California’s Zero Emission Vehicle (ZEV) program is one of the key state-level policies for reducing greenhouse-gas (GHG) emissions from the transportation sector. Since its inception nearly 30 years ago, the original goal of the program was to reduce local air pollution caused by gasoline vehicles, but it evolved to also target reduction of GHG emissions. The ZEV program represents a unique policy approach to achieving these goals—to require sales of vehicles with new technologies that have zero emissions. We review the history and performance of the ZEV program and evaluate prospects for the new, more stringent phase of the effort. We document numerous and significant changes to the design and stringency of the program. We also estimate values of ZEV credits traded among manufacturers. Our review leads to suggestions for improving the economic efficiency of the program. In particular, our review suggests that the program should provide manufacturers with additional compliance flexibilities—such as a safety valve—to prevent the need to ratchet back stringency levels.
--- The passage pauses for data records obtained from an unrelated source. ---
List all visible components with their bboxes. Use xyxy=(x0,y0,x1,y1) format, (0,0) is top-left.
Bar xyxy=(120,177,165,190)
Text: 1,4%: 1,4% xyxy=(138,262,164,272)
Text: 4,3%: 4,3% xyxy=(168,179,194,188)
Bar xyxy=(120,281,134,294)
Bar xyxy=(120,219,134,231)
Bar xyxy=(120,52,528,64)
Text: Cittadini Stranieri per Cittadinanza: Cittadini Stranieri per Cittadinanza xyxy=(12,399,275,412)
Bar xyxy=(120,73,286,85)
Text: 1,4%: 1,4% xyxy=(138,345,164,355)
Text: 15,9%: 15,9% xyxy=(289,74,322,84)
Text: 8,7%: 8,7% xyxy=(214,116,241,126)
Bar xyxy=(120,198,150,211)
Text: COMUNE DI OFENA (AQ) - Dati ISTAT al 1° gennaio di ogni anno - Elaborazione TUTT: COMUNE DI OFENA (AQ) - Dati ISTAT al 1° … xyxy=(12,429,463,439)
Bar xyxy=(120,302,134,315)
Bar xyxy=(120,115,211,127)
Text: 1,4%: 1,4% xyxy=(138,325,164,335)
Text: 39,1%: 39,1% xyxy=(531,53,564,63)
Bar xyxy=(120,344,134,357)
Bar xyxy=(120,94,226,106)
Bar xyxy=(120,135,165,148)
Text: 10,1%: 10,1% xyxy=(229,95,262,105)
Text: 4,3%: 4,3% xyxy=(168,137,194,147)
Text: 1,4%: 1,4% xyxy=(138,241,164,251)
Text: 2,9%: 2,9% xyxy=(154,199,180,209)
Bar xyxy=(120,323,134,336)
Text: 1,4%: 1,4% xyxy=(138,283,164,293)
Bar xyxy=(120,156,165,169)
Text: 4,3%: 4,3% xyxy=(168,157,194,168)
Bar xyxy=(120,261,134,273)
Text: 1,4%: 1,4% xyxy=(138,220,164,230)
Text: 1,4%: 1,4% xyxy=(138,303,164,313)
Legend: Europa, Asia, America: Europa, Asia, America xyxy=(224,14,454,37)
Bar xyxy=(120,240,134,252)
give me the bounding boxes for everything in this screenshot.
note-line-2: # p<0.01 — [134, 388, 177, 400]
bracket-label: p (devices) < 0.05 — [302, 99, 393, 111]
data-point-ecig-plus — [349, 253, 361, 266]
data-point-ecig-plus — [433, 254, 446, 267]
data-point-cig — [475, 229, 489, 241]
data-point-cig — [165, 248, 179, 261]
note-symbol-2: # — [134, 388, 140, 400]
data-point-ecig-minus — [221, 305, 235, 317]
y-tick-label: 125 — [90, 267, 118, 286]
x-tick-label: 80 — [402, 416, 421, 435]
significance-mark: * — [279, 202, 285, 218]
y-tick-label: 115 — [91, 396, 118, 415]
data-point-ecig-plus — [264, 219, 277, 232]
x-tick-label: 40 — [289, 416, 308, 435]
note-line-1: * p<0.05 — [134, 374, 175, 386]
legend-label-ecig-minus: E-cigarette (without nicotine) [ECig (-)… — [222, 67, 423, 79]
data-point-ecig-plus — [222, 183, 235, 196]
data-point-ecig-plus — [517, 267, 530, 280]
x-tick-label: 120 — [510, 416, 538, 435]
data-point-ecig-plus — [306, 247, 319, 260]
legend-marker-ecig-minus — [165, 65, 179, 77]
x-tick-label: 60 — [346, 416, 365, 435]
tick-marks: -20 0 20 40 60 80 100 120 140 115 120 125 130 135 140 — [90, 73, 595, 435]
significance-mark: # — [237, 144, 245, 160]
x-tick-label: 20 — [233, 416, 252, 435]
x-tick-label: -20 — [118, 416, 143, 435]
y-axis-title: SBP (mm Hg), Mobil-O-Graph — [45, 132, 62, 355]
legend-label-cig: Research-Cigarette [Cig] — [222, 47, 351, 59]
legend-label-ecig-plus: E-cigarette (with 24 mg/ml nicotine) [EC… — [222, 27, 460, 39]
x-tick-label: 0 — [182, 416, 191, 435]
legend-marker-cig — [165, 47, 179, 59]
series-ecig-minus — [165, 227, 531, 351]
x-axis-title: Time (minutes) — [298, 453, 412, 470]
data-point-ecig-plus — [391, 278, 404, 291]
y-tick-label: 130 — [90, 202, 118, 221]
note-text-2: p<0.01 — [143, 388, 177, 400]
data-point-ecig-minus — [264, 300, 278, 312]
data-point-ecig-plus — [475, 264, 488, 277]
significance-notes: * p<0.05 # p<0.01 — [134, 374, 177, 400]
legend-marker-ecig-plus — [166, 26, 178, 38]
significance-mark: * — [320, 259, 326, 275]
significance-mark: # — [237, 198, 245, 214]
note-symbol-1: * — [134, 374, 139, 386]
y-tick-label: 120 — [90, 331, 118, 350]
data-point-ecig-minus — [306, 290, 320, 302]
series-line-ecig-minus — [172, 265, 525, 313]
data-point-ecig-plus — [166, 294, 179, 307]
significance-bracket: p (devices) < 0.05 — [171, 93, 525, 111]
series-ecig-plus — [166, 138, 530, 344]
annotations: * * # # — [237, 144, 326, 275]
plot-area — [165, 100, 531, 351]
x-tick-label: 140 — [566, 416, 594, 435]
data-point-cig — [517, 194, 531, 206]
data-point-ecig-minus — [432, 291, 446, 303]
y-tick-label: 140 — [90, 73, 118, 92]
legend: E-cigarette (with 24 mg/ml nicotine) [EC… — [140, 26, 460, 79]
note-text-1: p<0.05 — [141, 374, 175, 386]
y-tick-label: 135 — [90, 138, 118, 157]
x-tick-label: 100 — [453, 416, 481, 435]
- The development and commercialization of new ZEV technology has been slower and more difficult than expected. After initially setting ambitious goals for sales of ZEVs, the California Air Resources Board (CARB) has often had to backtrack on requirements that were not feasible due to high technology costs.
- Nevertheless, the program has had some successes, in creating incentives for the development of vehicle electrification technologies through the early years, and more recently in bringing electric vehicles to the market at commercial scale.
- Recent major changes to the requirements are intended to greatly increase ZEV sales requirements over the next six years. These rules will double the number of manufacturers who have to comply with the program and increase the number of ZEVs that automakers need to sell each year. The costs associated with these changes are uncertain, as ZEV technologies must expand into new consumer markets.
- Greater flexibility and consistency in the regulations could help automakers to comply with the ZEV program more cost-effectively. For example, better information about ZEV credit prices and expanded use of the ZEV credit market would lower the cost of industry-wide compliance. Additionally, a “safety valve” that gives automakers the ability to purchase credits from the state at a set price would set an upper limit on costs and prevent the kind of backtracking on the stringency of the requirements we have seen in the past.